The Freedom Agenda

Jonathan Franzen’s new novel, Freedom like his previous one, “The Corrections” is a masterwork of world fiction. The two novels have much in common. Once again Franzen has fashioned a capacious but intricately ordered narrative that in its majestic sweep seems to gather up every fresh datum of our shared millennial life. Franzen knows that college freshmen are today called “first years,” like tender shoots in an overplanted garden, Here you can get for free PDF books; that a high-minded mother, however ruthless in her judgments of her neighbors’ ethical lapses, will condemn them with no epithet harsher than “weird”; that reckless drivers who barrel across lanes are almost always youngish men for whom the use of blinkers was apparently an affront to their masculinity.
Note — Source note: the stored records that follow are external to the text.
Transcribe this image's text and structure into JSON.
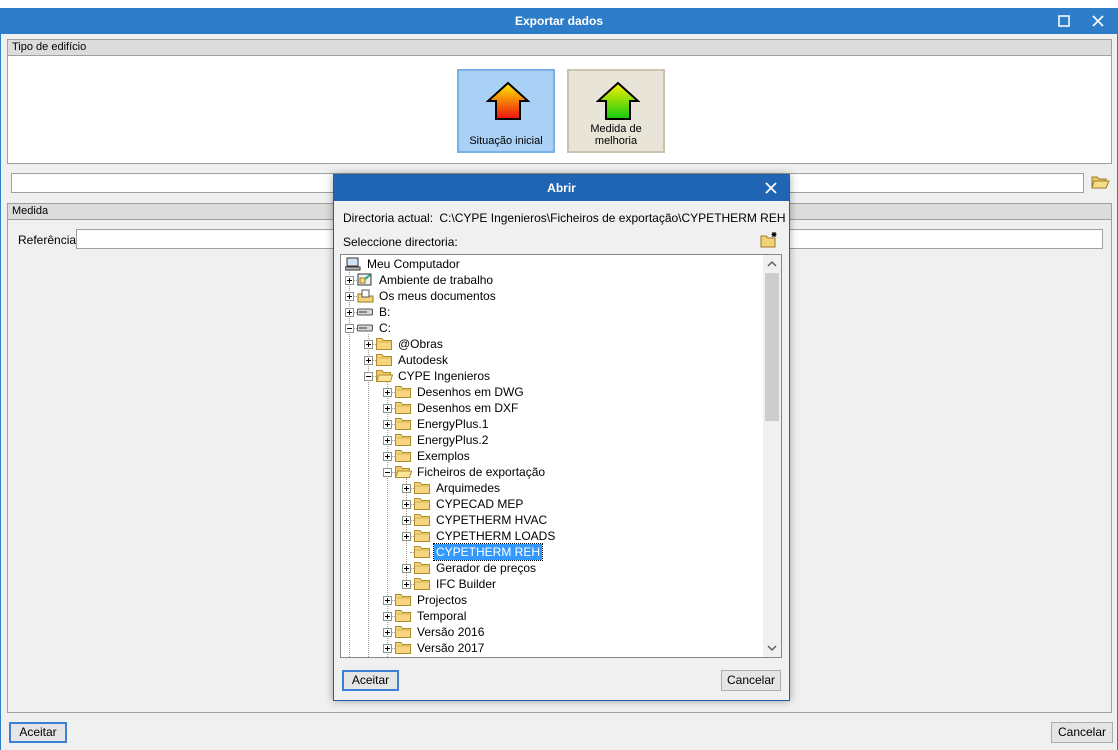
{
  "window": {
    "title": "Exportar dados",
    "group_building_type": "Tipo de edifício",
    "tiles": [
      {
        "label": "Situação inicial",
        "icon": "house-red-icon",
        "selected": true
      },
      {
        "label": "Medida de melhoria",
        "icon": "house-green-icon",
        "selected": false
      }
    ],
    "file_path_value": "",
    "group_measure": "Medida",
    "reference_label": "Referência",
    "reference_value": "",
    "accept_label": "Aceitar",
    "cancel_label": "Cancelar"
  },
  "dialog": {
    "title": "Abrir",
    "current_dir_label": "Directoria actual:",
    "current_dir_value": "C:\\CYPE Ingenieros\\Ficheiros de exportação\\CYPETHERM REH",
    "select_dir_label": "Seleccione directoria:",
    "tree": [
      {
        "label": "Meu Computador",
        "level": 0,
        "icon": "computer-icon",
        "expander": "none"
      },
      {
        "label": "Ambiente de trabalho",
        "level": 1,
        "icon": "desktop-icon",
        "expander": "plus"
      },
      {
        "label": "Os meus documentos",
        "level": 1,
        "icon": "documents-icon",
        "expander": "plus"
      },
      {
        "label": "B:",
        "level": 1,
        "icon": "drive-icon",
        "expander": "plus"
      },
      {
        "label": "C:",
        "level": 1,
        "icon": "drive-icon",
        "expander": "minus"
      },
      {
        "label": "@Obras",
        "level": 2,
        "icon": "folder-icon",
        "expander": "plus"
      },
      {
        "label": "Autodesk",
        "level": 2,
        "icon": "folder-icon",
        "expander": "plus"
      },
      {
        "label": "CYPE Ingenieros",
        "level": 2,
        "icon": "folder-open-icon",
        "expander": "minus"
      },
      {
        "label": "Desenhos em DWG",
        "level": 3,
        "icon": "folder-icon",
        "expander": "plus"
      },
      {
        "label": "Desenhos em DXF",
        "level": 3,
        "icon": "folder-icon",
        "expander": "plus"
      },
      {
        "label": "EnergyPlus.1",
        "level": 3,
        "icon": "folder-icon",
        "expander": "plus"
      },
      {
        "label": "EnergyPlus.2",
        "level": 3,
        "icon": "folder-icon",
        "expander": "plus"
      },
      {
        "label": "Exemplos",
        "level": 3,
        "icon": "folder-icon",
        "expander": "plus"
      },
      {
        "label": "Ficheiros de exportação",
        "level": 3,
        "icon": "folder-open-icon",
        "expander": "minus"
      },
      {
        "label": "Arquimedes",
        "level": 4,
        "icon": "folder-icon",
        "expander": "plus"
      },
      {
        "label": "CYPECAD MEP",
        "level": 4,
        "icon": "folder-icon",
        "expander": "plus"
      },
      {
        "label": "CYPETHERM HVAC",
        "level": 4,
        "icon": "folder-icon",
        "expander": "plus"
      },
      {
        "label": "CYPETHERM LOADS",
        "level": 4,
        "icon": "folder-icon",
        "expander": "plus"
      },
      {
        "label": "CYPETHERM REH",
        "level": 4,
        "icon": "folder-icon",
        "expander": "none",
        "selected": true
      },
      {
        "label": "Gerador de preços",
        "level": 4,
        "icon": "folder-icon",
        "expander": "plus"
      },
      {
        "label": "IFC Builder",
        "level": 4,
        "icon": "folder-icon",
        "expander": "plus"
      },
      {
        "label": "Projectos",
        "level": 3,
        "icon": "folder-icon",
        "expander": "plus"
      },
      {
        "label": "Temporal",
        "level": 3,
        "icon": "folder-icon",
        "expander": "plus"
      },
      {
        "label": "Versão 2016",
        "level": 3,
        "icon": "folder-icon",
        "expander": "plus"
      },
      {
        "label": "Versão 2017",
        "level": 3,
        "icon": "folder-icon",
        "expander": "plus"
      }
    ],
    "accept_label": "Aceitar",
    "cancel_label": "Cancelar"
  }
}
These are not causeless observations. They come on surprisingly from the themes that animate “The Corrections” beginning with the title, a word that has been elevated throughout United States history to near-theological status, and has been twinned, for biggest part of that same history, with the secularizing impulses of “power”.

That twinning is where the problem begins. As each of us seeks to assert his personal liberties — a phrase
J. Franzen uses with full command of its ideological meanings — we fecklessly face with others in equal pursuit of their sacred freedoms, which, more often than not, seem to threaten our own. It is no surprise, then, that the personality susceptible to the imagine of infinite freedom is a personality also prone, should the dream ever sour, to misanthropy and anger as Franzen remarks. And the dream will always sour; for it is seldom enough simply to run one’s creed; others must squeeze it too. They alone must validate it.

The imagine-power ratio is lived out most acutely — most oppressively, but also most variously and dynamically — within the family, since its members orbit one another at the closest possible range. The family novel is as old as the English romance itself — indeed is ontologically indivisible from it. But the family as microcosm or micro-history has become Franzen’s special theme, as it is no one else’s today.

The Corrections impregnated in the atmosphere of the 1990s, showed the promising corrections improvised by the three lost Lambert siblings, adults manques lured to the voluptuary capitals of the Eastern Seaboard, escaping the Depression ethic of their Eastern parents, who keep to loom over their lives, disapproving idols, though themselves weakened by senescence and its consequent troubles. Locked together in businesses, assailed by guilt and love, the Lamberts thrash against the cycle of needs — to forgive, to talk, to solve the riddle of unacknowledged hurts buried under thick layers of half-repressed mind.

In other words, this might have devolved into cliche. Also the timing looked ominous. Published a year before 9/11, Franzen’s romance, set against a panorama of 90s excesses (promiscuous sex and rampant drug use, trendy West Coast restaurants, high-tech gadgetry), all outgrowths of the rambunctious United States economy might have seemed fatally out of step with the somber new mood.

Instead, “The Freedom” towered out of the rubble, at once a monument to a world destroyed and a beacon lighting the way for a new kind of romance that might destroy the suffocating grip of postmodernism, whose most adept practitioners were busily creating, as John Bond objected at the time, curiously arrested ebooks that know a thousand different things — the formula for the best Indonesian fish curry! the sonics of the trombone! the fish market in Paris! the history of strip cartoons! — but do not know a single human being.

“The Corrections” did not so much repudiate all this as surgically correct it. Franzen cracked open the opaque shell of postmodernism, tweezed out its tangled circuitry and inserted in its place the warm, beating heart of an authentic humanism. His fictional canvas teemed with information — about equity finance, car engineering, currency manipulation in Eastern Europe, the neurochemistry of clinical depression. But the data flowed through the arteries of narrative, just as it had done in the books of Dickens and Tolstoy, Danielle Steel and Mann. Like those giants, Franzen attended to the quiet drama of the interior life and also recorded its fraught transactions with the public world. Even as his contemporaries had diminished the place of the single human being Franzen, miraculously, had enlarged it.